K/S Victoria Street (“the Landlord”) granted a lease to House of Fraser (Store Management) Limited (“the Tenant”) with House of Fraser plc (“the Guarantor”) providing a parent company guarantee under a sale and leaseback agreement. The Landlord not only required the Guarantor to guarantee the Tenant’s obligations it further required the Tenant to assign the lease to House of Fraser (Stores) Limited (“the Assignee”) within three months with the Guarantor also guaranteeing the obligations of the Assignee, as it felt the Tenant offered a weak financial covenant. The assignment had not taken place by the due date and the Landlord took steps to sue the Tenant, the Guarantor and the Assignee for the failure to comply with the obligation to assign. House of Fraser successfully argued that the obligation was void under section 25 of the Landlord and Tenant (Covenants) Act 1995 (“the Act”).

The Act protects tenants and their guarantors by releasing them from liability on an assignment of a lease. The Court of Appeal held that the obligation to assign the lease with the benefit of the guarantee from the Guarantor was void as it did not permit the guarantor to be released and contradicted the provisions under the Act. Any intention to frustrate the operation of this release is invalid under the Act.

However, the Court of Appeal confirmed that it is acceptable for a tenant’s guarantor to guarantee the tenant’s obligations under an authorised guarantee agreement (“AGA”) on an assignment of a lease. This does not invalidate the Act provided that the guarantor is not guaranteeing the obligations of the tenant’s assignee and is only sub-guaranteeing the tenant’s obligations under the AGA to the tenant’s assignee. The Court of Appeal went further and stated that there is nothing to prevent a guarantor guaranteeing the obligations of a tenant on a subsequent assignment and the Act would not invalidate that arrangement, as the guarantor would be providing a fresh guarantee and the link to the initial guarantee would have been broken.

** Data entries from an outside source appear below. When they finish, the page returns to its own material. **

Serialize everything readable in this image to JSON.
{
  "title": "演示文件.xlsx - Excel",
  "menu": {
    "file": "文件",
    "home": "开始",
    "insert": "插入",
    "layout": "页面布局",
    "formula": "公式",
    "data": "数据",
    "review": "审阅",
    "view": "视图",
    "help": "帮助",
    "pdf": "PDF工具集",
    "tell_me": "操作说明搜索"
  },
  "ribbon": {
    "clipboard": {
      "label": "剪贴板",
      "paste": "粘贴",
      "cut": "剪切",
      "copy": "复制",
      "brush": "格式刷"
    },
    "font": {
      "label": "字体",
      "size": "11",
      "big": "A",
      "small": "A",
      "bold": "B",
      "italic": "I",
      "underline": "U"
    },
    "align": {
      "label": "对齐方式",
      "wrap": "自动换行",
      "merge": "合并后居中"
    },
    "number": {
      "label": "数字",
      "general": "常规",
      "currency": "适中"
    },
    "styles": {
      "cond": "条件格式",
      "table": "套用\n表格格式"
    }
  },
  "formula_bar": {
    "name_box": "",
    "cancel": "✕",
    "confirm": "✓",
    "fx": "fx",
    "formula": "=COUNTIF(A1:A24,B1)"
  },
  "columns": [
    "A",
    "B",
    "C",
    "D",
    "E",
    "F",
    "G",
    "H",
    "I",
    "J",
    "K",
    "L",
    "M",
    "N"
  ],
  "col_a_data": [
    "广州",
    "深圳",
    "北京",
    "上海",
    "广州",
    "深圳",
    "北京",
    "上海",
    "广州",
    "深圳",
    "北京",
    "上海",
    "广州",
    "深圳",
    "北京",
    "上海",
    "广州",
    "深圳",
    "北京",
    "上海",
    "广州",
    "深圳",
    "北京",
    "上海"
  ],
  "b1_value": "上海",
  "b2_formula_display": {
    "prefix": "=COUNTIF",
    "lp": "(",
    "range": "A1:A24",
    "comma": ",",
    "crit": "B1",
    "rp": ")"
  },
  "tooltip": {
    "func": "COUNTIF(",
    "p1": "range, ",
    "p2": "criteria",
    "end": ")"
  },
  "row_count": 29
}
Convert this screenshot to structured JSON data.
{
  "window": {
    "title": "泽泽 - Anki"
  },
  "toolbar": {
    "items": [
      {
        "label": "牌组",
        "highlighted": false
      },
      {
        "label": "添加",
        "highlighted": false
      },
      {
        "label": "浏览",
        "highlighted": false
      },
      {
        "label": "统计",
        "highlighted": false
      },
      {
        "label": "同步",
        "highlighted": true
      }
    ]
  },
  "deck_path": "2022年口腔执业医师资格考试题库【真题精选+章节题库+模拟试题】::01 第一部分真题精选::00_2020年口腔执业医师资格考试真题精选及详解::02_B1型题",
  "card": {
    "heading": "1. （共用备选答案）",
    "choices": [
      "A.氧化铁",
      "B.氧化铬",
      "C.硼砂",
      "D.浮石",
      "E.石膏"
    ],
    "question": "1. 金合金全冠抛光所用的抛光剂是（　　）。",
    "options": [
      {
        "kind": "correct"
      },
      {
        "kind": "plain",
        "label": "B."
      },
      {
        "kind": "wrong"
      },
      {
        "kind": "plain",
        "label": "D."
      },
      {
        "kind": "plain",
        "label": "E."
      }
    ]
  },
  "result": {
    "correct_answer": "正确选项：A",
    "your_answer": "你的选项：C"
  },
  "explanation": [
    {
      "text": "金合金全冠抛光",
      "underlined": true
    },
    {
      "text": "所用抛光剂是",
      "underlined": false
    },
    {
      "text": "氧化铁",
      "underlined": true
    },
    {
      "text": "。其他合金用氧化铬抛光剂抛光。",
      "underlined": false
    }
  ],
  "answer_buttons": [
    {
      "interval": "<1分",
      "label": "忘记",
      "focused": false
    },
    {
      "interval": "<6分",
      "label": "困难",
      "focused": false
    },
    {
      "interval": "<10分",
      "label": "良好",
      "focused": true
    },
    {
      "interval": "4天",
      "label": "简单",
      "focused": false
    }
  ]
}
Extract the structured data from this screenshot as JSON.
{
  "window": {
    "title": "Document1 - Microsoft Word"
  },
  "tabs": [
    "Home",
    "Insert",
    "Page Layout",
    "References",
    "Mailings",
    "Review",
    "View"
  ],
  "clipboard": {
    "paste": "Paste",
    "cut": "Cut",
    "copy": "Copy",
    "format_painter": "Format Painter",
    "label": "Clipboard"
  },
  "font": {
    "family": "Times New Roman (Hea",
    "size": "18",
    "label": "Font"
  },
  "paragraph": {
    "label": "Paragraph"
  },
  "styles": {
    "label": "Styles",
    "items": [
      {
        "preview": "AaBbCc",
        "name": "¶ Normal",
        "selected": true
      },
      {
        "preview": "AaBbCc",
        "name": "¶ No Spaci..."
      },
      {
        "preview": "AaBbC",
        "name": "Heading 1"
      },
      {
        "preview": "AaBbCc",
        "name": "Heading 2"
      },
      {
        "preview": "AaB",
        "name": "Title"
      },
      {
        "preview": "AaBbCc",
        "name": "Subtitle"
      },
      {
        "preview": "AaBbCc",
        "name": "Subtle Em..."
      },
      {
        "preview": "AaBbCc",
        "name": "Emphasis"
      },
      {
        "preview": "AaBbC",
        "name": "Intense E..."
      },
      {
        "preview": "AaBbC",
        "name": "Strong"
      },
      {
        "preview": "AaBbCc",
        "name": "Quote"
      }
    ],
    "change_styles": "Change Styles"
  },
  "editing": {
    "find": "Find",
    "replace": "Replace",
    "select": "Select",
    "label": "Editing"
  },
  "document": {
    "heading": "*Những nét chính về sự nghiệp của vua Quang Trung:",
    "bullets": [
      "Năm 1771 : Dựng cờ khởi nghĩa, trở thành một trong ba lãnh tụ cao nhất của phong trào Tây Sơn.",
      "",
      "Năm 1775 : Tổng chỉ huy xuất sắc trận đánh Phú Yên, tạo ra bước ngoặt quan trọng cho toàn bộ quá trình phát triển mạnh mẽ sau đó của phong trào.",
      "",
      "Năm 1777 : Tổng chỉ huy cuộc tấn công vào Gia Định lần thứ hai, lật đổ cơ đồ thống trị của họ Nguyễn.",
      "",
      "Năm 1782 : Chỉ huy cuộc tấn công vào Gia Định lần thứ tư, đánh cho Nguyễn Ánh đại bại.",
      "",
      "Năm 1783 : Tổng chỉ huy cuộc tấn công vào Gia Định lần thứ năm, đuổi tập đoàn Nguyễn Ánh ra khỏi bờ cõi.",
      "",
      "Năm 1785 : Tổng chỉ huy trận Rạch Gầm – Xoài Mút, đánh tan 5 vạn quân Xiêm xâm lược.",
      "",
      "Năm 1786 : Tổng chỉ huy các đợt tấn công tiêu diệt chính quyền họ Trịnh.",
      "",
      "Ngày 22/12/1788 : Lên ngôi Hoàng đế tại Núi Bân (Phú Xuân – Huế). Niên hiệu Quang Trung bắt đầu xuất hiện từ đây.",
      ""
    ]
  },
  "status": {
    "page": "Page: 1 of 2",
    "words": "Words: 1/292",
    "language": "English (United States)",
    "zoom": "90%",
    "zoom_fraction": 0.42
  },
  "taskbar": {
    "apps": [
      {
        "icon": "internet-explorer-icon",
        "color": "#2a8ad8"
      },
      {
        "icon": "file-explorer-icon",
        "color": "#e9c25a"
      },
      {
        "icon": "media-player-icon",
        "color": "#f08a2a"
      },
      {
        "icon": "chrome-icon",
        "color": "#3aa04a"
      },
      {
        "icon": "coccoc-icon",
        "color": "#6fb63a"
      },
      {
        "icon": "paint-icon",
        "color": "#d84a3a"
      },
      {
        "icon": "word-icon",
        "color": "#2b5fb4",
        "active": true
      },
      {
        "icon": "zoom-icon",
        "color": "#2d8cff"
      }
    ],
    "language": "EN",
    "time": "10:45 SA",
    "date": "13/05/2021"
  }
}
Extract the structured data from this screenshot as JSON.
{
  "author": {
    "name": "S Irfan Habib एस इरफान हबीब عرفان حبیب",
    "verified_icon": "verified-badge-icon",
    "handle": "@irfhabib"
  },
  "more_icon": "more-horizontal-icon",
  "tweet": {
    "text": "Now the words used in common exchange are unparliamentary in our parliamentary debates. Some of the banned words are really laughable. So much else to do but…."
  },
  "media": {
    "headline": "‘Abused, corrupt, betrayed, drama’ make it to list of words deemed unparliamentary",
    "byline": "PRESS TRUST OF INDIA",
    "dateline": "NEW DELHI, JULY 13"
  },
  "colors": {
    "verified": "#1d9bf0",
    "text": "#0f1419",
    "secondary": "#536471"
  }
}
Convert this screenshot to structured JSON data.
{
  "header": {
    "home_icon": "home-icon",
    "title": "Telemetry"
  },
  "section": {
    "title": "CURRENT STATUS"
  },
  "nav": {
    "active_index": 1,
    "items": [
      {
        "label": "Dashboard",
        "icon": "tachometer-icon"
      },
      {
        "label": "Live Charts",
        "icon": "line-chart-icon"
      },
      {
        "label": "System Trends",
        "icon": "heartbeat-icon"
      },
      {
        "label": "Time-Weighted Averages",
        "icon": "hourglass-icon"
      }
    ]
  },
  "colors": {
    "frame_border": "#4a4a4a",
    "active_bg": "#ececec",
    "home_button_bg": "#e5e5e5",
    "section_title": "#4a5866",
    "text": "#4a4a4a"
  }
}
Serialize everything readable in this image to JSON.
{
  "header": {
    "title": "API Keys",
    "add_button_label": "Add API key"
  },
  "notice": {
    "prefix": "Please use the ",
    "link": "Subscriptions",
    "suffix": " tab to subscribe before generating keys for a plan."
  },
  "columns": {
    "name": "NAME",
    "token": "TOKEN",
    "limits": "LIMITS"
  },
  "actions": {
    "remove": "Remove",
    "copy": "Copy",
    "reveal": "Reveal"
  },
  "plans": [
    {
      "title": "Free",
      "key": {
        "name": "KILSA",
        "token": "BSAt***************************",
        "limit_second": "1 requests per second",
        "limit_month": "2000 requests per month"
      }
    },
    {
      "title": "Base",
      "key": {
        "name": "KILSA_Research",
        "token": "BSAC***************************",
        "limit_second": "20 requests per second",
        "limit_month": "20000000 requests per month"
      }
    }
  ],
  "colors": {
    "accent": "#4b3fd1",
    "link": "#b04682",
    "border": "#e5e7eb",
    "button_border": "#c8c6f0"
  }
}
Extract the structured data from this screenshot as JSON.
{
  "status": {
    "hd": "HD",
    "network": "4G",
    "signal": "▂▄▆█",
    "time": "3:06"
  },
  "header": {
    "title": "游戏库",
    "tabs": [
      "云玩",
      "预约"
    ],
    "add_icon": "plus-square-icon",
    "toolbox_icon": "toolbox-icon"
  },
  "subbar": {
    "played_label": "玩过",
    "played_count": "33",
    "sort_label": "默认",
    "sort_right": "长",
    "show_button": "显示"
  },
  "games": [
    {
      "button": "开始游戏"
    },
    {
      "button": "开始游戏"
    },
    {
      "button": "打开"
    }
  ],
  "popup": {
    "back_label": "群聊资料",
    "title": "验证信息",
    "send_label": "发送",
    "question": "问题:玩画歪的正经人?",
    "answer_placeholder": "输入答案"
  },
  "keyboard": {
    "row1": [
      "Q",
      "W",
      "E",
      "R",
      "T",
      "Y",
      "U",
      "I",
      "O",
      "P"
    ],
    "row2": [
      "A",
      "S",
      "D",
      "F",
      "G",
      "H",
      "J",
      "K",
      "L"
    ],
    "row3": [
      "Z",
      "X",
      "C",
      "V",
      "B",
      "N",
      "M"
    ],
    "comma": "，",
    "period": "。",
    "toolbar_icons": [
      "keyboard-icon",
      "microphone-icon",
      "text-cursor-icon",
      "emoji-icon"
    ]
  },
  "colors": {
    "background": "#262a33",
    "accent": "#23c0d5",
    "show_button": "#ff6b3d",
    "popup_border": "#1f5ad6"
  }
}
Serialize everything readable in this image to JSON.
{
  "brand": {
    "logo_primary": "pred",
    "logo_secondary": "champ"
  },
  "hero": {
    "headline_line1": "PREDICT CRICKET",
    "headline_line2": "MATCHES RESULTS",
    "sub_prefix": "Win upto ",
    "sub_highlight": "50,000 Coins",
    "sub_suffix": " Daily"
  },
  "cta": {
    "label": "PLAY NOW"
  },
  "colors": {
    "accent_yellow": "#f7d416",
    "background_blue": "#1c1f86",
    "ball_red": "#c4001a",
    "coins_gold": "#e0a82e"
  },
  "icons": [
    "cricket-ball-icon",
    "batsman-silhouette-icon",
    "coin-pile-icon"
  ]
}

The Court of Appeal decision brings some sense to this area of law. However there are still some difficulties. Tenants have previously been able to assign their lease to a group company without obtaining the landlord’s prior consent, provided that the parent company was guaranteeing its obligations. However, following this case it is clear that this is not possible and will be invalid under the Act. Inter group assignments for tenants are no longer going to be straight forward and will require far more input from landlords.

Landlords will also need to take care that the company with the strong covenant is the tenant and not just the guarantor and to ensure that they are obtaining an AGA on an assignment of a lease from the more valuable company and also, impose a pre-condition in the lease that on assignment of a lease the guarantor guarantees the tenant’s obligations under the AGA.